Aslında uzun söze hacet yok; Kenan İmirzalıoğlu bence “Bulgaryalı Göçmen Ali” rolüne çok yakışmış, Osman Sınav konuyu pek güzel işlemiş, çekimler,  müzikler etkileyici..Neredeyse tüm oyuncular; perdede göründüklerinde “aaa” dedirten cinsten; bir nevi duayenler toplantısı diyebiliriz..Çocuk oyuncu Taha Yusuf Tan’ı da çok başarılı buldum, sevimli olmasının yanı sıra,  şahane bir oyun sergilemiş.

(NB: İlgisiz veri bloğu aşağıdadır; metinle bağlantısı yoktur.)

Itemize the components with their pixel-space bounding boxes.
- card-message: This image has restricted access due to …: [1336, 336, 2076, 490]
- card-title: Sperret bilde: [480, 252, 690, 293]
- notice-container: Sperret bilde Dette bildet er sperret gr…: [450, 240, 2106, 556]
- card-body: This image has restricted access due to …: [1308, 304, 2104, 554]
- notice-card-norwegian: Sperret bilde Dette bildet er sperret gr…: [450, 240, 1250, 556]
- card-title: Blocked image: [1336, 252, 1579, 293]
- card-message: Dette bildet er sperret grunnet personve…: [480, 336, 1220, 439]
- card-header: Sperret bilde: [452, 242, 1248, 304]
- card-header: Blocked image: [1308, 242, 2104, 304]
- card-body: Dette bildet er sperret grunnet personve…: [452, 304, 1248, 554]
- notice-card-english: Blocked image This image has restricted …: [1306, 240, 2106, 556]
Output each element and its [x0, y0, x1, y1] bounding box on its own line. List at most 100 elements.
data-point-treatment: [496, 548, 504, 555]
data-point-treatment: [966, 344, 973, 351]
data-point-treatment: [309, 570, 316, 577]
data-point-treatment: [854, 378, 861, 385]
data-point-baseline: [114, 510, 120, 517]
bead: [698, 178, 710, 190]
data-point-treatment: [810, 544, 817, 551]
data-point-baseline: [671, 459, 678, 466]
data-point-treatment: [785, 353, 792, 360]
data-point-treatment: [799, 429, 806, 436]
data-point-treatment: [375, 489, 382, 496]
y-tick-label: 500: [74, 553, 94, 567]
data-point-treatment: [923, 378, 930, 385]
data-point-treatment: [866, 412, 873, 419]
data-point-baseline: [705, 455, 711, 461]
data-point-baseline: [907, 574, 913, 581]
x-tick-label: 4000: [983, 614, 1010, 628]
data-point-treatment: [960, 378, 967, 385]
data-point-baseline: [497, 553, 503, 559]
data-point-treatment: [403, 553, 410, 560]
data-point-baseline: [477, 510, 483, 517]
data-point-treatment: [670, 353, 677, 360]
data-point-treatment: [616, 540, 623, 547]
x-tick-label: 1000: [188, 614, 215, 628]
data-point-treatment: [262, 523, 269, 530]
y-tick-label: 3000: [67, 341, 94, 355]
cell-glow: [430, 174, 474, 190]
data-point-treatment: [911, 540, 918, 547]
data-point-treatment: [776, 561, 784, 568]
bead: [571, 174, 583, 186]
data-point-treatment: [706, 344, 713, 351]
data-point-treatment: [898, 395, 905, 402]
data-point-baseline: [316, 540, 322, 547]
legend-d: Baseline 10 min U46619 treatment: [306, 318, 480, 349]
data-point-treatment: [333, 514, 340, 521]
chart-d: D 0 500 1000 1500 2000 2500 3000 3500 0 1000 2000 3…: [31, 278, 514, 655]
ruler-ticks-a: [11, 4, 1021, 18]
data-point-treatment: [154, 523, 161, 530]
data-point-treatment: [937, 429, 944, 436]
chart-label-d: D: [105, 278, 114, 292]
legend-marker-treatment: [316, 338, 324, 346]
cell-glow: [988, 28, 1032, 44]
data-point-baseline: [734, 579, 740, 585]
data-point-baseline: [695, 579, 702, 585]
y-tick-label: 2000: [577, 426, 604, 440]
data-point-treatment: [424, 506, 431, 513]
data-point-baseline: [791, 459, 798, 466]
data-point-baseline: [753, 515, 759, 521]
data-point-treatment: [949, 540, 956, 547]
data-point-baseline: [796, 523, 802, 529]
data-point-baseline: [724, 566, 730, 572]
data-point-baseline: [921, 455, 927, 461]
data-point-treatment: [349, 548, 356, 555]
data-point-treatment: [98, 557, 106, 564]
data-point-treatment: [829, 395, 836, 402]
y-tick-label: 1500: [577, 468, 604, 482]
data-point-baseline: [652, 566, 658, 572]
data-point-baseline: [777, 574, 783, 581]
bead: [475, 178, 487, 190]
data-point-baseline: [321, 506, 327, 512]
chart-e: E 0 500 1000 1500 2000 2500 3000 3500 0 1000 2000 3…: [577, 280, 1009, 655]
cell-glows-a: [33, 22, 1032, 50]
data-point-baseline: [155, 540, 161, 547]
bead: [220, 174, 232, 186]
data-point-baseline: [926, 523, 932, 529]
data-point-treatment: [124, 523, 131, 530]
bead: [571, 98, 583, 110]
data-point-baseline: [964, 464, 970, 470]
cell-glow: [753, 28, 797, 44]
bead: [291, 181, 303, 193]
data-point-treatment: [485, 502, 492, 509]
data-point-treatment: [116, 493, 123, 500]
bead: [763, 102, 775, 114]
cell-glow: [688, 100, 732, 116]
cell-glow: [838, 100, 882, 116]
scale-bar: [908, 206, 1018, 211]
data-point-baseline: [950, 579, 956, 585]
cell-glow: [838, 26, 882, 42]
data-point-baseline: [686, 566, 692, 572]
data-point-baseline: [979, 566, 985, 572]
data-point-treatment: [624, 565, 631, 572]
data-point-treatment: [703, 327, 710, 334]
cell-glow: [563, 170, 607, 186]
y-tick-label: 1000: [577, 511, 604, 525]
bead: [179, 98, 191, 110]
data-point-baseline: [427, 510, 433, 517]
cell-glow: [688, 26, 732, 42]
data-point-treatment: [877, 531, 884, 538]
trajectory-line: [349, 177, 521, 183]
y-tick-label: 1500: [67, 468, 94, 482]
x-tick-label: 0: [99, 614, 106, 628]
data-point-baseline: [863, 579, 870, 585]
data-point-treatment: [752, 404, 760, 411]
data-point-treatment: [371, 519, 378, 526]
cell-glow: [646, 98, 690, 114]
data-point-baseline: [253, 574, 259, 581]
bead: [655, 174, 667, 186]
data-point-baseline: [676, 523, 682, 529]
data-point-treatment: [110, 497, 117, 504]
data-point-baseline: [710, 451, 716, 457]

Birçok mecrada eleştirilen ve filme yakıştırılmayan Tuğçe Kazaz; bence olması gerektiği gibi rolünü yapmış ve göründüğü sahnelerde de sırıtmamış..Tabii bu tamamen şahsi fikrim; teknik açıdan yorum yapamam, ama beni rahatsız etmediğini söyleyebilirim.

En klişe tabirle “içinizi ısıtacak bir film” diyebilirim Uzun Hikaye için.. Hüzünlendim, güldüm, ağladım ve bozuk düzene, adaletsizliklere sinirlendim seyrederken..Bu aralar vizyonda olan filmlerin içinde en görülmeye değer olanı diye düşünüyorum..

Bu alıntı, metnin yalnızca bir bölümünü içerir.